I've been going to the doctor's on and off for almost 2 years with various manifestations of this, even changed surgeries over it, and nothing conclusive has been found, nothing to help either. Just losing the ability to cope at present.
Physical symptoms: about 1-1.5 years ago they were regularly like early pregnancy every month. I took pregnancy tests - was not on hormonal contraception so could have been possible. But all negative. Then the symptoms have developed. I am practically moulting in terms of losing hair, but growing it astoundingly quickly everywhere else. Been going on a while. I have a very dry throat, a bit like hayfever, as part of period symptoms, and lymph glands behind the ears come up rather painfully, also making the jaw sore. I get dizziness and palpitations when standing up and when going outside for the first time in the day. If there is too long a gap between eating, I swell up so that I look like I'm pregnant. Really. And feel very bad, sick and shaky all night. Neither DH or I sleep very much due to toddler conditioning - so even when I get chance, I am regularly lying awake.
Mental symptoms: off the scale for about 2 days before, and the early part of, the period. Utter rage and despair but try very hard to suppress it.
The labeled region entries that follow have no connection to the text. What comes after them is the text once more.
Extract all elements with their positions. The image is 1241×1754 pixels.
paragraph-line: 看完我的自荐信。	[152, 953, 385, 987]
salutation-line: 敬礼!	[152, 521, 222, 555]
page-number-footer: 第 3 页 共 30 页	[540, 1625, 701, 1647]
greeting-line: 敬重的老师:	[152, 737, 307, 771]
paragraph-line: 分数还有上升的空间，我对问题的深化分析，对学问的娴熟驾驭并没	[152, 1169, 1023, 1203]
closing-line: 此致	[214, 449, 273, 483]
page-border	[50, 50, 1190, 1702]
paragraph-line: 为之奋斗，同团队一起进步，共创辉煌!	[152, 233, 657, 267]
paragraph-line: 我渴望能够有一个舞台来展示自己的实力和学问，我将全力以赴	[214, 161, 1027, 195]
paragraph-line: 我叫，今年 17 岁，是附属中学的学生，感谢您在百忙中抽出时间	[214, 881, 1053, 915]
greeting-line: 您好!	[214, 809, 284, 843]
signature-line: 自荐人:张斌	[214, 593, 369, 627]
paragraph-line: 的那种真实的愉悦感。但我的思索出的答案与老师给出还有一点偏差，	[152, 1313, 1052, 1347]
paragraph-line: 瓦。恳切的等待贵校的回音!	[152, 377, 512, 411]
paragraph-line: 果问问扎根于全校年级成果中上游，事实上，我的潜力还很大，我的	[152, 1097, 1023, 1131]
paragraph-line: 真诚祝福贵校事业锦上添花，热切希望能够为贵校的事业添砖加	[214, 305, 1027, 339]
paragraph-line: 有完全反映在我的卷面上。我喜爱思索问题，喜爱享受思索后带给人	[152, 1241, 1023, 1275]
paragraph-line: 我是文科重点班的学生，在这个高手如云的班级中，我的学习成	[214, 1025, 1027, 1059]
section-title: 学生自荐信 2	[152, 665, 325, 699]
The rest of the time passes in a 'what the hell, can't be arsed to get het up about anything much' sort of blur, and I tend to react to everything roughly the same. But in this short window I have nearly left my DH twice and last night did tell him I would do so, at about 2 in the morning. So all hell is let loose there as we are trying to untangle the aftermath of that. I truly don't know whether it would be for the best or not. But the point is it was out of the blue for him, it has knocked him sideways, and given another week that would never have come to that. Periods themselves are grim and can last literally about 2 weeks. Gone on a pill that allegedly should stop them but it has not seemed to change a thing.
Strange pain under the right rib cage that seems to be present every day but not all the time. Pretty sure this is ovary, not gall bladder, but a scan showed all organs in great shape, and blood tests were normal (thyroid etc). I got tested & blood tested for ovarian cancer (things seemed to fit) and know I haven't got that but the scan revealed a normal, not particularly big or dangerous ovarian cyst. So what on earth is this? Is it really pmt? Depression masked by a massive slice of denial? I feel as if I am going crazy or am fantasising about symptoms which seem to me to be limiting everything and taking 'me' away but don't have an obvious physical cause. Just don't know.